Oil, Money, Religion and 'Blood' in California
STEVE INSKEEP, host:
There's only a few days in this year, but in Hollywood there's still time to open a movie that could be nominated for an Oscar next month, end of the year is the deadline.
MORNING EDITION and Los Angeles Times critic Kenneth Turan reviews one of those Oscar hopefuls, "There Will Be Blood."
KENNETH TURAN: The joint venture between actor Daniel Day-Lewis and director Paul Thomas Anderson is the most incendiary combination since the Molotov cocktail.
It's a morality play set in the early days of California's oil boom.
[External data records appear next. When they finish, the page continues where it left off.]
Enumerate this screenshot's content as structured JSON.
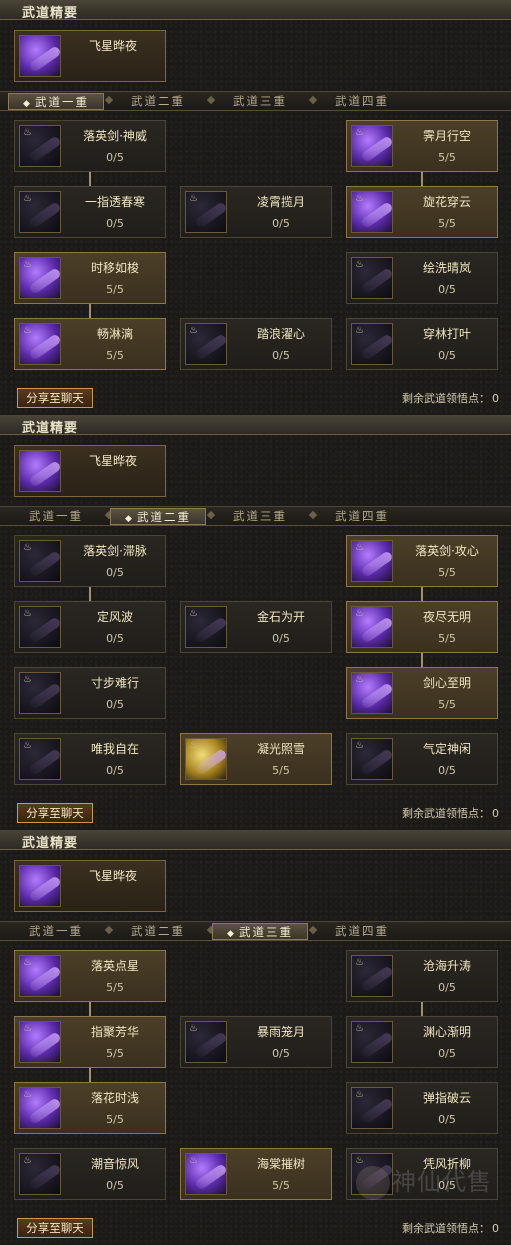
{
  "panels": [
    {
      "header": "武道精要",
      "essence": {
        "name": "飞星晔夜",
        "icon": "purple-swordsman-icon"
      },
      "tabs": [
        "武道一重",
        "武道二重",
        "武道三重",
        "武道四重"
      ],
      "active_tab": 0,
      "share_label": "分享至聊天",
      "remaining_label": "剩余武道领悟点：",
      "remaining_value": "0",
      "skills": [
        {
          "name": "落英剑·神威",
          "level": "0/5",
          "learned": false,
          "icon": "purple-blade-icon"
        },
        {
          "name": "霁月行空",
          "level": "5/5",
          "learned": true,
          "icon": "purple-figure-icon"
        },
        {
          "name": "一指透春寒",
          "level": "0/5",
          "learned": false,
          "icon": "purple-blade-icon"
        },
        {
          "name": "凌霄揽月",
          "level": "0/5",
          "learned": false,
          "icon": "swirl-vortex-icon"
        },
        {
          "name": "旋花穿云",
          "level": "5/5",
          "learned": true,
          "icon": "purple-blade-icon"
        },
        {
          "name": "时移如梭",
          "level": "5/5",
          "learned": true,
          "icon": "purple-moon-blade-icon"
        },
        {
          "name": "绘洗晴岚",
          "level": "0/5",
          "learned": false,
          "icon": "purple-blade-icon"
        },
        {
          "name": "畅淋漓",
          "level": "5/5",
          "learned": true,
          "icon": "purple-blade-icon"
        },
        {
          "name": "踏浪濯心",
          "level": "0/5",
          "learned": false,
          "icon": "purple-blade-icon"
        },
        {
          "name": "穿林打叶",
          "level": "0/5",
          "learned": false,
          "icon": "purple-blade-icon"
        }
      ]
    },
    {
      "header": "武道精要",
      "essence": {
        "name": "飞星晔夜",
        "icon": "purple-swordsman-icon"
      },
      "tabs": [
        "武道一重",
        "武道二重",
        "武道三重",
        "武道四重"
      ],
      "active_tab": 1,
      "share_label": "分享至聊天",
      "remaining_label": "剩余武道领悟点：",
      "remaining_value": "0",
      "skills": [
        {
          "name": "落英剑·滞脉",
          "level": "0/5",
          "learned": false,
          "icon": "purple-blade-icon"
        },
        {
          "name": "落英剑·攻心",
          "level": "5/5",
          "learned": true,
          "icon": "purple-blade-icon"
        },
        {
          "name": "定风波",
          "level": "0/5",
          "learned": false,
          "icon": "purple-swirl-icon"
        },
        {
          "name": "金石为开",
          "level": "0/5",
          "learned": false,
          "icon": "purple-blade-icon"
        },
        {
          "name": "夜尽无明",
          "level": "5/5",
          "learned": true,
          "icon": "purple-rays-icon"
        },
        {
          "name": "寸步难行",
          "level": "0/5",
          "learned": false,
          "icon": "purple-swirl-icon"
        },
        {
          "name": "剑心至明",
          "level": "5/5",
          "learned": true,
          "icon": "purple-blade-icon"
        },
        {
          "name": "唯我自在",
          "level": "0/5",
          "learned": false,
          "icon": "dark-warrior-icon"
        },
        {
          "name": "凝光照雪",
          "level": "5/5",
          "learned": true,
          "icon": "golden-light-icon"
        },
        {
          "name": "气定神闲",
          "level": "0/5",
          "learned": false,
          "icon": "meditating-monk-icon"
        }
      ]
    },
    {
      "header": "武道精要",
      "essence": {
        "name": "飞星晔夜",
        "icon": "purple-swordsman-icon"
      },
      "tabs": [
        "武道一重",
        "武道二重",
        "武道三重",
        "武道四重"
      ],
      "active_tab": 2,
      "share_label": "分享至聊天",
      "remaining_label": "剩余武道领悟点：",
      "remaining_value": "0",
      "skills": [
        {
          "name": "落英点星",
          "level": "5/5",
          "learned": true,
          "icon": "purple-moon-blade-icon"
        },
        {
          "name": "沧海升涛",
          "level": "0/5",
          "learned": false,
          "icon": "purple-blade-icon"
        },
        {
          "name": "指聚芳华",
          "level": "5/5",
          "learned": true,
          "icon": "purple-blade-icon"
        },
        {
          "name": "暴雨笼月",
          "level": "0/5",
          "learned": false,
          "icon": "purple-rays-icon"
        },
        {
          "name": "渊心渐明",
          "level": "0/5",
          "learned": false,
          "icon": "purple-blade-icon"
        },
        {
          "name": "落花时浅",
          "level": "5/5",
          "learned": true,
          "icon": "purple-moon-blade-icon"
        },
        {
          "name": "弹指破云",
          "level": "0/5",
          "learned": false,
          "icon": "purple-blade-icon"
        },
        {
          "name": "潮音惊风",
          "level": "0/5",
          "learned": false,
          "icon": "purple-swirl-icon"
        },
        {
          "name": "海棠摧树",
          "level": "5/5",
          "learned": true,
          "icon": "purple-blade-icon"
        },
        {
          "name": "凭风折柳",
          "level": "0/5",
          "learned": false,
          "icon": "purple-blade-icon"
        }
      ]
    }
  ],
  "watermark": "神仙代售"
}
It can be over the top and excessive. But it also creates heat and light. The story that intrigued these two men started with Upton Sinclair's muck-raking 1927 novel "Oil." The new movie is a timely and modern tale that involves the unholy trinity of oil, money and religion.
The main conflict in the film is between Day-Lewis' ruthless oilman Daniel Plainview and a charismatic preacher and faith healer named Eli Sunday played by the quietly effective Paul Dano. Sunday's no more godly than Plainview and they're psychological and even physical combat is savagery itself.
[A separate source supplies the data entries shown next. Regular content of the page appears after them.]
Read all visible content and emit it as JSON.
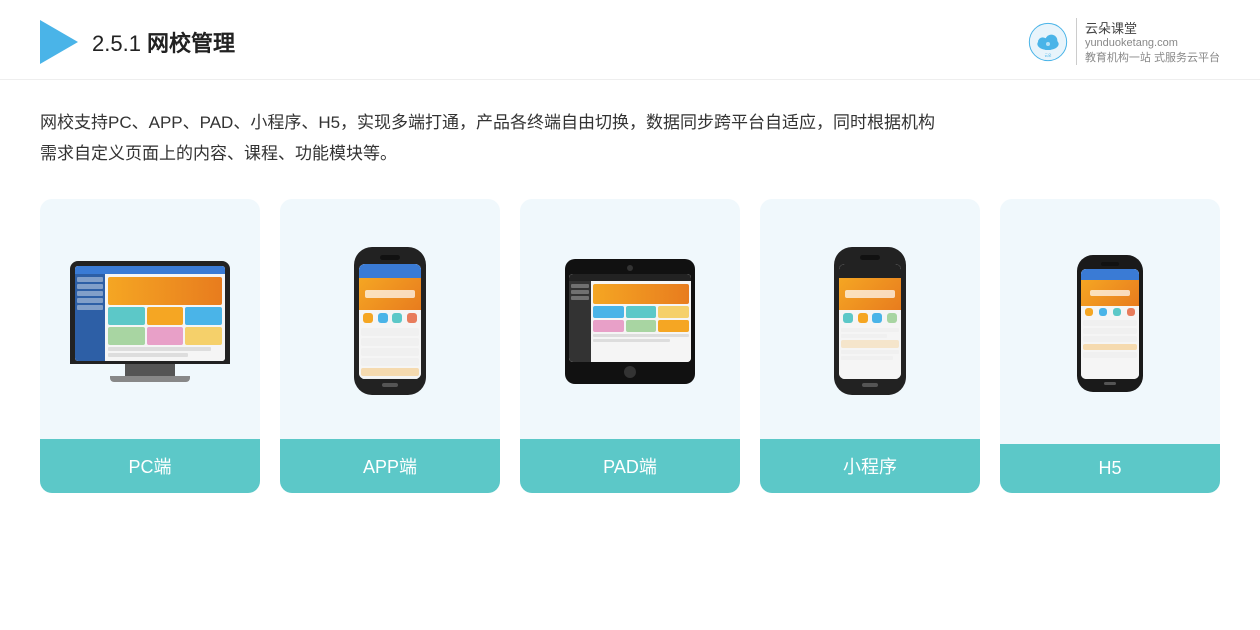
{
  "header": {
    "section_number": "2.5.1",
    "title_prefix": "2.5.1 ",
    "title_bold": "网校管理",
    "brand_name": "云朵课堂",
    "brand_url": "yunduoketang.com",
    "brand_tagline1": "教育机构一站",
    "brand_tagline2": "式服务云平台"
  },
  "description": {
    "line1": "网校支持PC、APP、PAD、小程序、H5，实现多端打通，产品各终端自由切换，数据同步跨平台自适应，同时根据机构",
    "line2": "需求自定义页面上的内容、课程、功能模块等。"
  },
  "cards": [
    {
      "id": "pc",
      "label": "PC端",
      "type": "pc"
    },
    {
      "id": "app",
      "label": "APP端",
      "type": "phone"
    },
    {
      "id": "pad",
      "label": "PAD端",
      "type": "tablet"
    },
    {
      "id": "miniprogram",
      "label": "小程序",
      "type": "phone"
    },
    {
      "id": "h5",
      "label": "H5",
      "type": "phone-sm"
    }
  ]
}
(Soundbite of movie, "There Will Be Blood")
Mr. PAUL DANO (Actor): (As Eli Sunday) My offer to you is $3,700.
Mr. DANIEL DAY-LEWIS (Actor): (As Daniel Plainview) What it is that brought you here, sir?
Mr. DANO: (As Eli Sunday) The good Lord's guidance.
Mr. DAY-LEWIS: (As Daniel Plainview) We have oil here. That's worth something.
Mr. DANO: (As Eli Sunday) Do you think there's oil here?
Mr. DAY-LEWIS: (As Daniel Plainview) I know there is.
Mr. DANO: (As Eli Sunday) Oh, it's very expensive to drill.
Mr. DAY-LEWIS: (As Daniel Plainview) Well, our oil sits right up on top of the ground.
Mr. DANO: (As Eli Sunday) Doesn't necessarily mean there's anything underneath.
Mr. DAY-LEWIS: (As Daniel Plainview) What would you give us for it?
Mr. DANO: (As Eli Sunday) I don't know.
Mr. DAY-LEWIS: (As Daniel Plainview) Something you don't know.
TURAN: "There Will Be Blood" has the impact it does because Day-Lewis and Anderson share a ferocity of approach to their work. The director, a modern cinematic visionary, is always happiest when he is held on the aesthetic edge. As for the actor, he's become justifiably celebrated for disappearing into his characters with a completeness that is terrifying.
"There Will Be Blood" is Western to its core. It presents a vast uncaring environment that dwarfs the grasping men, determined to wrest hidden wealth from the earth. Anderson has said that John Huston's treatise on madness and greed, "The Treasure of Sierra Madre" was the touchstone movie for him here.
If "There Will Be Blood" has a weakness, it's in the didactic nature of its script. This might be a legacy of novelist Sinclair, a socialist who wrote for political purpose more than dramatic effect. This is a film that loves to go to extremes, and we're fortunate to be along for the ride.
INSKEEP: Kenneth Turan reviews movies for MORNING EDITION and the Los Angeles Times.